C’est avec toute reconnaissance que la société civile de la République démocratique du Congo (CALCC et ses partenaires) a salué ce lundi 26 septembre 2022 à Kinshasa, le discours du Chef de l’Etat, Félix Tshisekedi, à la 77ème Assemblée générale des Nations unies, où le Président de la République a notamment dénoncé l’agression du Rwanda contre son pays, la RDC, devant l’ONU et le monde entier.
Pour le Révérend Jean Baptiste Mbilizi, le Président de la République a sans ambiguïté, porté tout haut la voix de tous les congolais.
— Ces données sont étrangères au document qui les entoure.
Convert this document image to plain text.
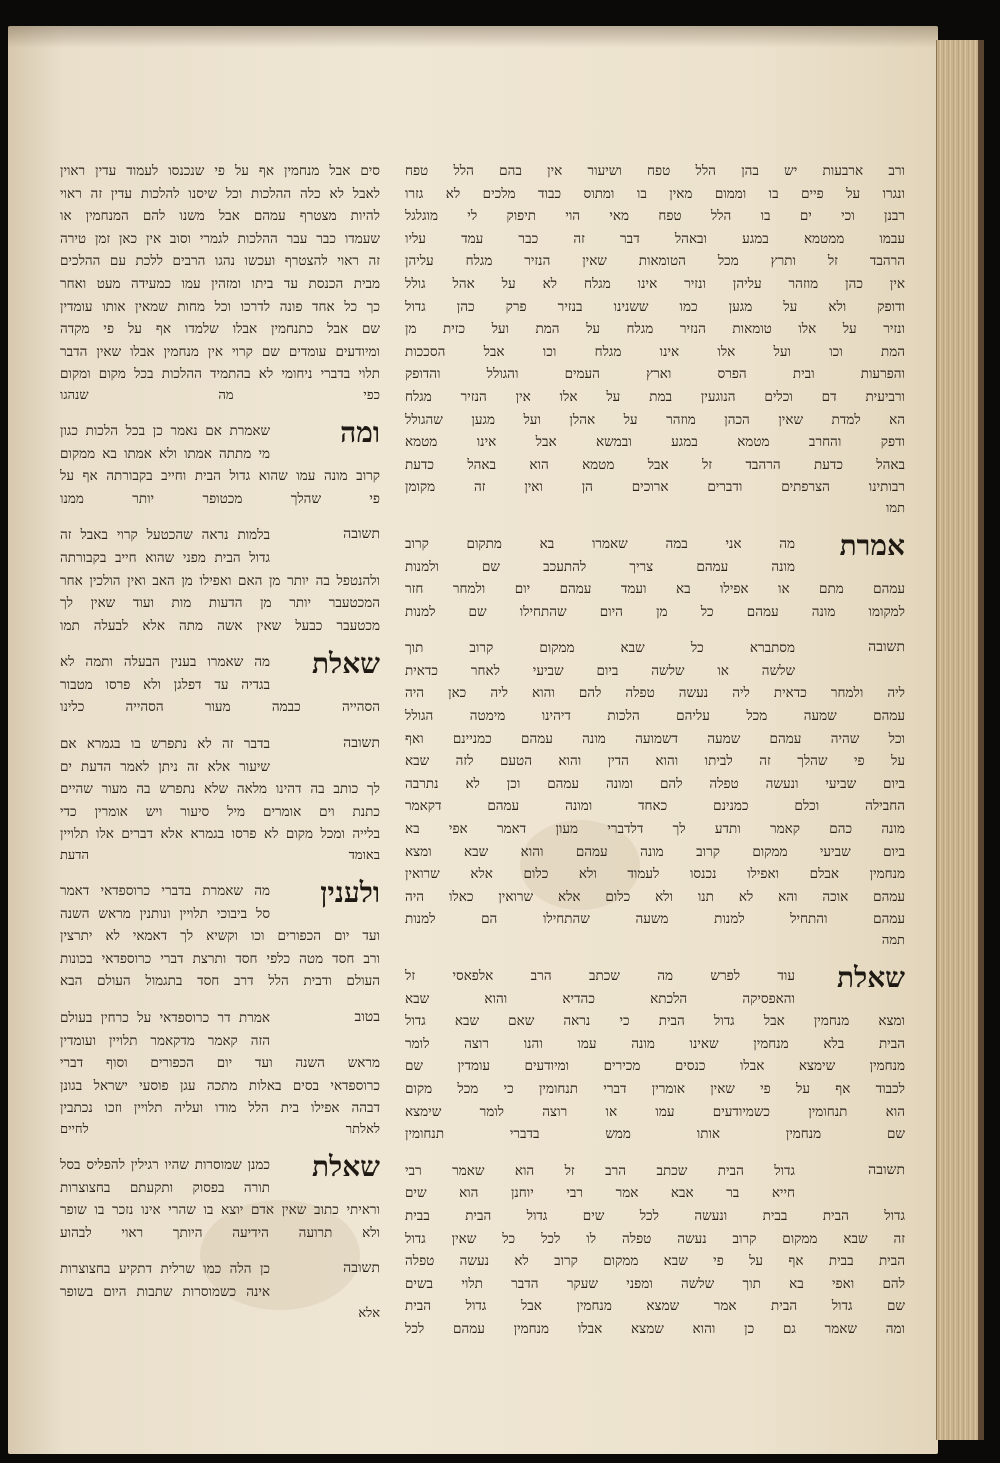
ורב ארבעות יש בהן הלל טפח ושיעור אין בהם הלל טפח
ונגרו על פיים בו וממום מאין בו ומתוס כבוד מלכים לא גזרו
רבנן וכי ים בו הלל טפח מאי הוי תיפוק לי מוגלגל
עבמו ממטמא במגע ובאהל דבר זה כבר עמד עליו
הרהבד זל ותרץ מכל הטומאות שאין הנזיר מגלח עליהן
אין כהן מוזהר עליהן ונזיר אינו מגלח לא על אהל גולל
ודופק ולא על מגען כמו ששנינו בנזיר פרק כהן גדול
ונזיר על אלו טומאות הנזיר מגלח על המת ועל כזית מן
המת וכו ועל אלו אינו מגלח וכו אבל הסככות
והפרעות ובית הפרס וארץ העמים והגולל והדופק
ורביעית דם וכלים הנוגעין במת על אלו אין הנזיר מגלח
הא למדת שאין הכהן מוזהר על אהלן ועל מגען שהגולל
ודפק והחרב מטמא במגע ובמשא אבל אינו מטמא
באהל כדעת הרהבד זל אבל מטמא הוא באהל כדעת
רבותינו הצרפתים ודברים ארוכים הן ואין זה מקומן
תמו
אמרת
מה אני במה שאמרו בא מתקום קרוב
מונה עמהם צריך להתעכב שם ולמנות
עמהם מתם או אפילו בא ועמד עמהם יום ולמחר חזר
למקומו מונה עמהם כל מן היום שהתחילו שם למנות
תשובה
מסתברא כל שבא ממקום קרוב תוך
שלשה או שלשה ביום שביעי לאחר כדאית
ליה ולמחר כדאית ליה נעשה טפלה להם והוא ליה כאן היה
עמהם שמעה מכל עליהם הלכות דיהינו מימטה הגולל
וכל שהיה עמהם שמעה דשמועה מונה עמהם כמניינם ואף
על פי שהלך זה לביתו והוא הדין והוא הטעם לזה שבא
ביום שביעי ונעשה טפלה להם ומונה עמהם וכן לא נתרבה
החבילה וכלם כמנינם כאחד ומונה עמהם דקאמר
מונה כהם קאמר ותדע לך דלדברי מעון דאמר אפי בא
ביום שביעי ממקום קרוב מונה עמהם והוא שבא ומצא
מנחמין אבלם ואפילו נכנסו לעמוד ולא כלום אלא שרואין
עמהם אוכה והא לא תנו ולא כלום אלא שרואין כאלו היה
עמהם והתחיל למנות משעה שהתחילו הם למנות
תמה
שאלת
עוד לפרש מה שכתב הרב אלפאסי זל
והאפסיקה הלכתא כהדיא והוא שבא
ומצא מנחמין אבל גדול הבית כי נראה שאם שבא גדול
הבית בלא מנחמין שאינו מונה עמו והנו רוצה לומר
מנחמין שימצא אבלו כנסים מכירים ומיודעים עומדין שם
לכבוד אף על פי שאין אומרין דברי תנחומין כי מכל מקום
הוא תנחומין כשמיודעים עמו או רוצה לומר שימצא
שם מנחמין אותו ממש בדברי תנחומין
תשובה
גדול הבית שכתב הרב זל הוא שאמר רבי
חייא בר אבא אמר רבי יוחנן הוא שים
גדול הבית בבית ונעשה לכל שים גדול הבית בבית
זה שבא ממקום קרוב נעשה טפלה לו לכל כל שאין גדול
הבית בבית אף על פי שבא ממקום קרוב לא נעשה טפלה
להם ואפי בא תוך שלשה ומפני שעקר הדבר תלוי בשים
שם גדול הבית אמר שמצא מנחמין אבל גדול הבית
ומה שאמר גם כן והוא שמצא אבלו מנחמין עמהם לכל
סים אבל מנחמין אף על פי שנכנסו לעמוד עדין ראוין
לאבל לא כלה ההלכות וכל שיסנו להלכות עדין זה ראוי
להיות מצטרף עמהם אבל משנו להם המנחמין או
שעמדו כבר עבר ההלכות לגמרי וסוב אין כאן זמן טירה
זה ראוי להצטרף ועכשו נהגו הרבים ללכת עם ההלכים
מבית הכנסת עד ביתו ומזהין עמו כמעידה מעט ואחר
כך כל אחד פונה לדרכו וכל מחות שמאין אותו עומדין
שם אבל כתנחמין אבלו שלמדו אף על פי מקדה
ומיודעים עומדים שם קרוי אין מנחמין אבלו שאין הדבר
תלוי בדברי ניחומי לא בהתמיד ההלכות בכל מקום ומקום
כפי מה שנהגו
ומה
שאמרת אם נאמר כן בכל הלכות כגון
מי מתתה אמתו ולא אמתו בא ממקום
קרוב מונה עמו שהוא גדול הבית וחייב בקבורתה אף על
פי שהלך מכטופר יותר ממנו
תשובה
בלמות נראה שהכטעל קרוי באבל זה
גדול הבית מפני שהוא חייב בקבורתה
ולהנטפל בה יותר מן האם ואפילו מן האב ואין הולכין אחר
המכטעבר יותר מן הדעות מות ועוד שאין לך
מכטעבר כבעל שאין אשה מתה אלא לבעלה תמו
שאלת
מה שאמרו בענין הבעלה ותמה לא
בגדיה עד דפלגן ולא פרסו מטבור
הסהייה כבמה מעור הסהייה כלינו
תשובה
בדבר זה לא נתפרש בו בגמרא אם
שיעור אלא זה ניתן לאמר הדעת ים
לך כותב בה דהינו מלאה שלא נתפרש בה מעור שהיים
כתנת וים אומרים מיל סיעור ויש אומרין כדי
בלייה ומכל מקום לא פרסו בגמרא אלא דברים אלו תלויין
באומד הדעת
ולענין
מה שאמרת בדברי כרוספדאי דאמר
סל ביבוכי תלויין ונותנין מראש השנה
ועד יום הכפורים וכו וקשיא לך דאמאי לא יתרצין
ורב חסד מטה כלפי חסד ותרצת דברי כרוספדאי בכונות
העולם ודבית הלל דרב חסד בתגמול העולם הבא
בטוב
אמרת דר כרוספדאי על כרחין בעולם
הזה קאמר מדקאמר תלויין ועומדין
מראש השנה ועד יום הכפורים וסוף דברי
כרוספדאי בסים באלות מתכה עגן פוסעי ישראל בגונן
דבהה אפילו בית הלל מודו ועליה תלויין וזכו נכתבין
לאלתר לחיים
שאלת
כמנן שמוסרות שהיו רגילין להפליס בסל
תורה בפסוק ותקעתם בחצוצרות
וראיתי כתוב שאין אדם יוצא בו שהרי אינו נזכר בו שופר
ולא תרועה הידיעה היותך ראוי לבהוע
תשובה
כן הלה כמו שרלית דתקיע בחצוצרות
אינה כשמוסרות שתבות היום בשופר
אלא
Félix Tshisekedi a dans son speech à l’ONU, présenté ce que toute la population congolaise fustige face au silence de la Communauté internationale, a-t-il laissé entendre.
Parlant de la situation sécuritaire en RDC, plus précisément dans l’Est du pays, « nous sommes inquiets de la déclaration du Secrétaire général de l’ONU qui démontre que la RDC est faible face à la rébellion dans l’Est », a-t-il souligné.
Selon cet acteur de la société civile, Expert du CALCC et Représentant de l’Eglise de Pentecôte Cité de Gloire (ECG), il est important dans ce contexte, de passer après le discours, aux actions concrètes pour contrecarrer le plan de l’ennemi contre la RDC, estimant que le pays de Lumumba est en réalité en guerre, en analysant scrupuleusement la déclaration faite par le SG de l’ONU sur la situation sécuritaire en RDC où António Guterres a affirmé dans les médias occidentaux que les rebelles M23 détiennent un armement et des équipements de guerre plus sophistiqués que la Monusco et les Forces armées de la RDC sur terrain.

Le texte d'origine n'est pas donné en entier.